In Hong v. Grant et al., retired chemical engineering professor Juan Hong sued The Regents and UCI administrator and professors, both in their individual and official capacities. Hong alleged that the University had retaliated against him, by issuing a “no action” on his faculty merit review, because of comments he had made in department meetings concerning administrative issues. The University claimed that the merit review attended only to the merits of performance and that the faculty and administrators participating were immune from such suits.
The Ninth Circuit affirmed the decision of the lower court, finding that The Regents and the administrator sued in his official capacity were immune under the 11th Amendment, which provides complete immunity to state actors for official acts.
The Court also held that the administrators and faculty sued in their individual capacity were immune for their decisions in this merit review under a doctrine that says state officials may be held liable only if they knowingly violate a clearly articulated Constitutional right.
The University recognizes that protection for faculty speech, whether that speech occurs in a department meeting, within the academic personnel review process or within the Senate’s Council on Academic Personnel, is crucial to a well-functioning academic environment.
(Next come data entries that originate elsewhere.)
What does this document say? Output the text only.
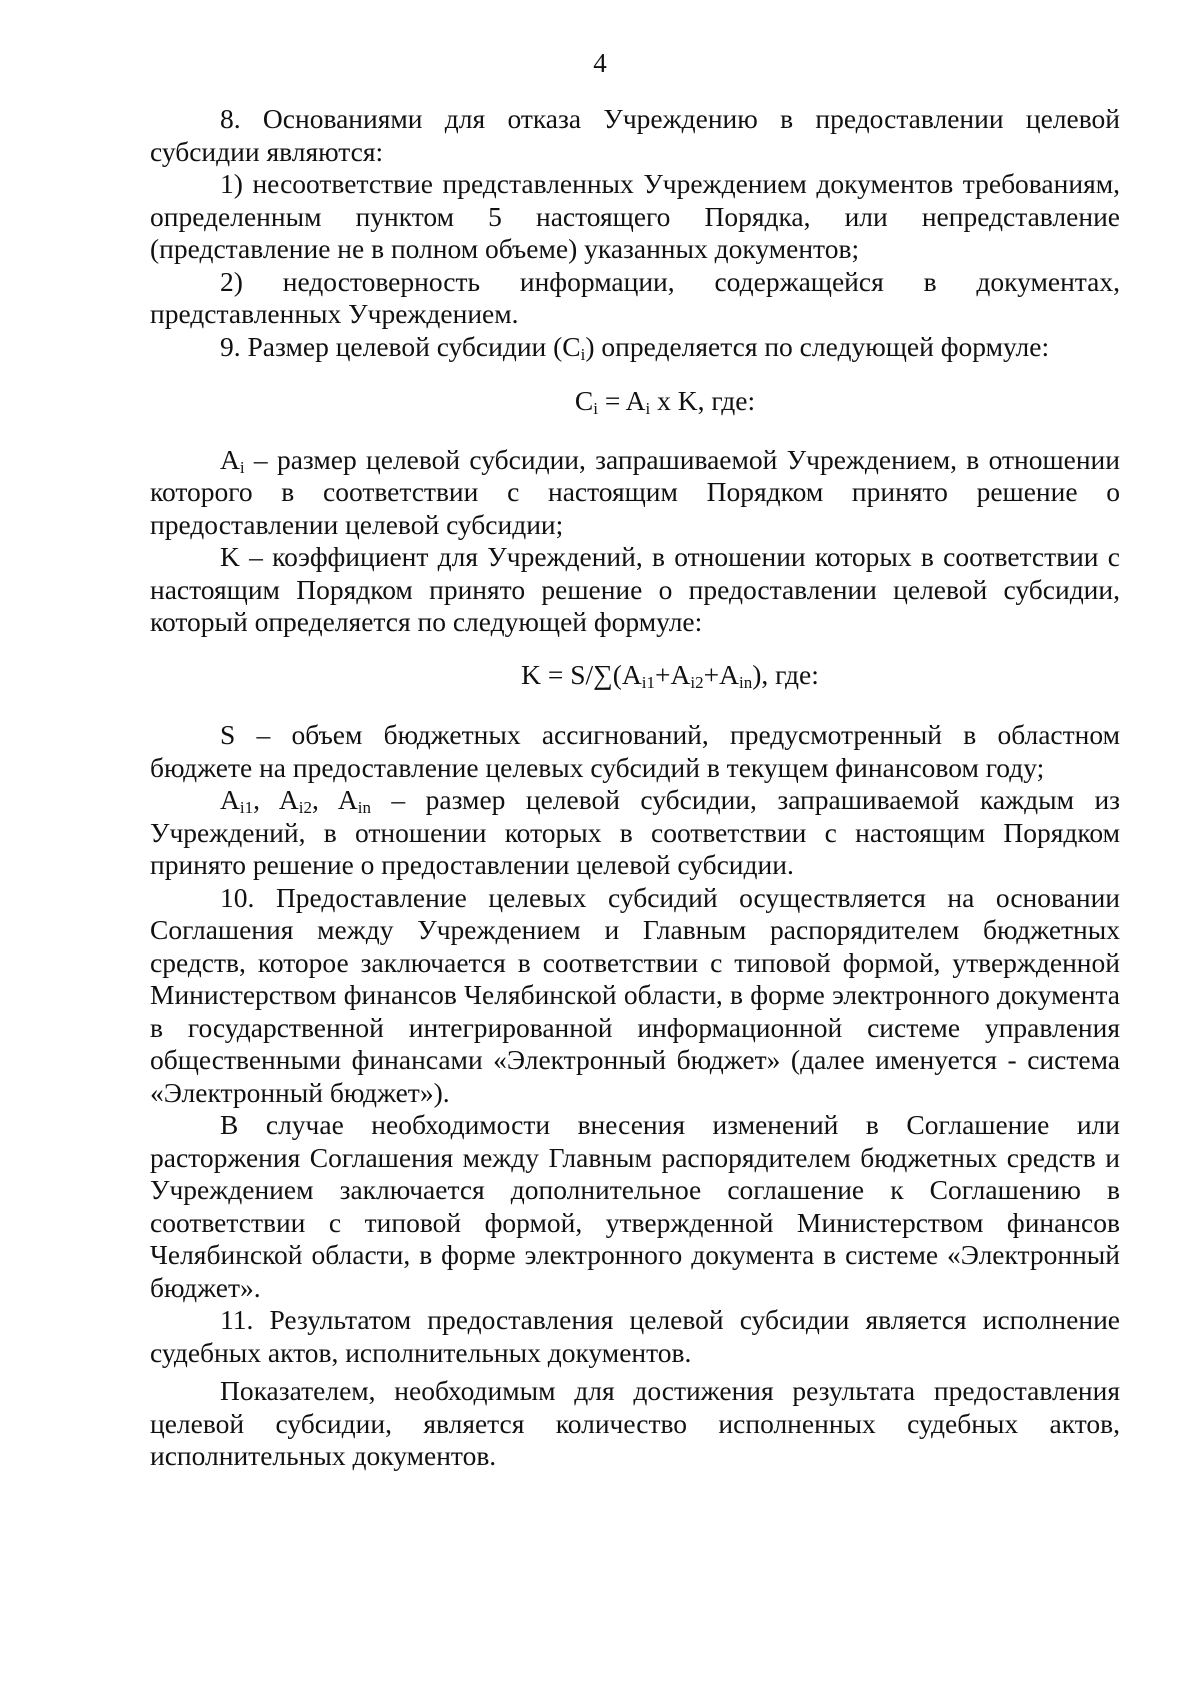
4

8. Основаниями для отказа Учреждению в предоставлении целевой субсидии являются:

1) несоответствие представленных Учреждением документов требованиям, определенным пунктом 5 настоящего Порядка, или непредставление (представление не в полном объеме) указанных документов;

2) недостоверность информации, содержащейся в документах, представленных Учреждением.

9. Размер целевой субсидии $(C_i)$ определяется по следующей формуле:

$C_i = A_i$ x K, где:

$A_i$ – размер целевой субсидии, запрашиваемой Учреждением, в отношении которого в соответствии с настоящим Порядком принято решение о предоставлении целевой субсидии;

K – коэффициент для Учреждений, в отношении которых в соответствии с настоящим Порядком принято решение о предоставлении целевой субсидии, который определяется по следующей формуле:

$K = S/\sum(A_{i1}+A_{i2}+A_{in})$, где:

S – объем бюджетных ассигнований, предусмотренный в областном бюджете на предоставление целевых субсидий в текущем финансовом году;

$A_{i1}$, $A_{i2}$, $A_{in}$ – размер целевой субсидии, запрашиваемой каждым из Учреждений, в отношении которых в соответствии с настоящим Порядком принято решение о предоставлении целевой субсидии.

10. Предоставление целевых субсидий осуществляется на основании Соглашения между Учреждением и Главным распорядителем бюджетных средств, которое заключается в соответствии с типовой формой, утвержденной Министерством финансов Челябинской области, в форме электронного документа в государственной интегрированной информационной системе управления общественными финансами «Электронный бюджет» (далее именуется - система «Электронный бюджет»).

В случае необходимости внесения изменений в Соглашение или расторжения Соглашения между Главным распорядителем бюджетных средств и Учреждением заключается дополнительное соглашение к Соглашению в соответствии с типовой формой, утвержденной Министерством финансов Челябинской области, в форме электронного документа в системе «Электронный бюджет».

11. Результатом предоставления целевой субсидии является исполнение судебных актов, исполнительных документов.

Показателем, необходимым для достижения результата предоставления целевой субсидии, является количество исполненных судебных актов, исполнительных документов.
In fact, the University had argued in briefs to the Court that faculty speech must be protected. At oral argument, the University argued that immunity protected it and the individual faculty defendants when engaged in such routine faculty merit reviews.
The Court’s approach is consistent with the unique nature of faculty speech on a university campus. In declining to rule that department speech was unprotected, the Court showed great respect for the importance of the issue in that, and other, University settings, and left for the future consideration of those important issues on a case by case basis.